You gotta laugh at this article (below from PR Weeek) as you no longer wonder why traditional media is on such a steep decline.
To make the claim in the headline that “Malaysia is rapidly becoming he psoter-child for the transformative power of social media” has got to be as preposterous as saying that the Super Corridor is a flaming success because all the tolerance in the country has unleashed vast quantities of creativity among the Malaysian populace and all foreign IT companies are rushing to invest there.
And to make such an inference on so few and paltry successes such as the one that derailed the lobbying for a low-cost terminal seems to be trying to make mountains of molehills.
For a poster boy on the transformative power of social media, PR Week might want to get off its ass, do some real howework and interview real bloggers and other social media users instead. If they di, they would soon learn that there is no stronger condidate for a poster boy than Indonesia.
This is a country where bloggers and social media users, among other things:
- forced Omni International Hospital off its high hospital bed when it tried to sue housewife Prita Mulyasari for daring to complain about their services; but before that raised nearly US$20,000 from the public as a warchest against the hospital
- turned public opinion against the national Police when they tried to fabricate charges against Chandra and Bibit, the commissioners in the nation’s Anti Corruption Agency. The force of the public opinion was so unrelenting that the police dropped all charges
- pushed #indonesiaunite with its message that “we are not afraid”as the top trending topic in Twitter worldwide in the aftermath of the twin bombings of the Ritz-Carlton and Marriott bombings in Jakarta
- got President SBY to rap the Minister of Information Tifatul Sembiring on the knuckles when his ministry tried to get a piece of legislation on multimedia content (known locally as RPM Konten) passed. The law is offensive to onliners as it makes the carrier or provider of the infrastructure, rather than the content generator, liable to prosecution. The onliners mounted such a campaign that the President chided Tifatul who slunked away to tweet another day (Imagine Najib rapping Rais Yatim)
- come together in a big way when it comes time for Pesta Blogger. Last year about 1,500 bloggers from all over Indonesia went to the event, the third annual event of its kind. Pesta Blogger also was preceeded by blogshops (workshops teaching people how to blog) in 10 cities throughout Indonesia (disclosure: Unspun’s company organizes Pesta Blogger)

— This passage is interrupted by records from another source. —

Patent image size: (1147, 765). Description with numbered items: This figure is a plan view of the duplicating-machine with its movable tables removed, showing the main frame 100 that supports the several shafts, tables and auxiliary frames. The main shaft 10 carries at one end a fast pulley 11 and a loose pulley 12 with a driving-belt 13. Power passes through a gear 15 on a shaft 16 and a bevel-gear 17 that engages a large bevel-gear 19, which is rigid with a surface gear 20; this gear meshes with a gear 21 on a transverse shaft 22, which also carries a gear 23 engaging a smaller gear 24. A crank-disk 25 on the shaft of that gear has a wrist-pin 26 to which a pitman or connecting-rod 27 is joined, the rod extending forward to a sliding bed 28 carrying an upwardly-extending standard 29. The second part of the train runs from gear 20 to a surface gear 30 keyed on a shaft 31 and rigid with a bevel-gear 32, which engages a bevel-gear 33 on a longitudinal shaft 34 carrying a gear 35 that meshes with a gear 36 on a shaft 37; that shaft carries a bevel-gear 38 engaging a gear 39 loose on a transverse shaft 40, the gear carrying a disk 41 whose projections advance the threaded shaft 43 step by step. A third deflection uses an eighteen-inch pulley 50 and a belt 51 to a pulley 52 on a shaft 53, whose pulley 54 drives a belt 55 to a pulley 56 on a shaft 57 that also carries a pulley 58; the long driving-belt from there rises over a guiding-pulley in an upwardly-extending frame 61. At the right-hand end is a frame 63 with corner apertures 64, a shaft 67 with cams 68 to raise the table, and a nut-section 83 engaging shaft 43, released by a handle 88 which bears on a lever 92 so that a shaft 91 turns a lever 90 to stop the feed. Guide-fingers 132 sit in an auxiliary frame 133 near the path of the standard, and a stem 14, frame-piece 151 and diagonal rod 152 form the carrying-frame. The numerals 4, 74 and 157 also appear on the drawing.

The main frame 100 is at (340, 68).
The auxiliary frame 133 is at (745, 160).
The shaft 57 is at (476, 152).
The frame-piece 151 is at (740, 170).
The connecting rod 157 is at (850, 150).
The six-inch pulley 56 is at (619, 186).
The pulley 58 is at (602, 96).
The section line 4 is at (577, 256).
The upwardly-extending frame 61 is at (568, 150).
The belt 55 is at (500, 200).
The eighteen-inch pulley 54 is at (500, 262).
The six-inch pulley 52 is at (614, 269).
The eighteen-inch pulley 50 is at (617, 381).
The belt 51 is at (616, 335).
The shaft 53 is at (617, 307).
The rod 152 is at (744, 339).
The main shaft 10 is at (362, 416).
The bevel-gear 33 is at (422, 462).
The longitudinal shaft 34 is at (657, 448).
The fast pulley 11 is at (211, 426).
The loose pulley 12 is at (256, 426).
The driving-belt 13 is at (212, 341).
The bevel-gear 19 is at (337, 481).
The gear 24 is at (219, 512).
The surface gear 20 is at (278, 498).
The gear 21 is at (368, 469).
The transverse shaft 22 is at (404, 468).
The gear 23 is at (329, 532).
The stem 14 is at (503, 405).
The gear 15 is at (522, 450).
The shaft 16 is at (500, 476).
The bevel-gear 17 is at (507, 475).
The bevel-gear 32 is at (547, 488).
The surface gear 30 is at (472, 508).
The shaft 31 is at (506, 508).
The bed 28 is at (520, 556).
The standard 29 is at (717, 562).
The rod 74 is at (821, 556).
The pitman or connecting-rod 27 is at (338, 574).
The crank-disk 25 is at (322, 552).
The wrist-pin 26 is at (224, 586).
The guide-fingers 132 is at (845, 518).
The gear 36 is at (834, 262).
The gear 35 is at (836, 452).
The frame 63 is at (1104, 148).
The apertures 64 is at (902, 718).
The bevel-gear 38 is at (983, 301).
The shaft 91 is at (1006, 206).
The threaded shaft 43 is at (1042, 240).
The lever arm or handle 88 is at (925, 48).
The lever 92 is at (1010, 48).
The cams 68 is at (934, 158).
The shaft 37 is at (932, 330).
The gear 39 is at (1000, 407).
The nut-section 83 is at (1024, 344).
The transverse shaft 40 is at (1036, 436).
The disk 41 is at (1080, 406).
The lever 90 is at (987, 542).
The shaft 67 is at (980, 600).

These are only some examples of how transformative Indonesia has been when it comes to social media. So please, PR Week, do your homework and talk to people who actually know the social media scene before erecting any oster boys.
Focus On…MalaysiaArun Sudhaman, prweek.com, 12 March 2010, 12:10pm
Malaysia is rapidly becoming the poster-child for the transformative power of social media.
Malaysia has endured its fair share of political upheaval during its 47-year history. Recent months, though, have raised eyebrows a notch higher thanks to escalating religious and racial tensions.
That the political stakes have risen so sharply is due in large part to the success of Anwar Ibrahim in galvanising opposition to the ruling Barisian National coalition. In this, Ibrahim has been able to circumvent state-influenced traditional media by appealing directly to an increasingly raucous blogosphere.
Ibrahim’s success has had consequences. He faces a second trial for sodomy, 10 years after he entered prison for a six-year stretch, following a high-profile rift with former Malaysian PM Mahathir Mohammad.
The influence of social media in sparking public opposition cannot be underplayed. In many respects, Malaysia perfectly illustrates the medium’s ability to galvanise change, best illustrated by the election of prominent blogger Jeff Ooi to Parliament in 2008. Ibrahim himself is also an active blogger.
Bloggers are now also turning their attention towards corporates, as Fleishman-Hillard Malaysia GM Ku Kok Peng.
Ku points to a campaign by various socio-political bloggers, led by Sime Darby Watch and Rocky’s Bru, which successfully derailed low-cost airline Air Asia’s plans to lobby for a new carrier terminal some distance away from the capital city’s main airport.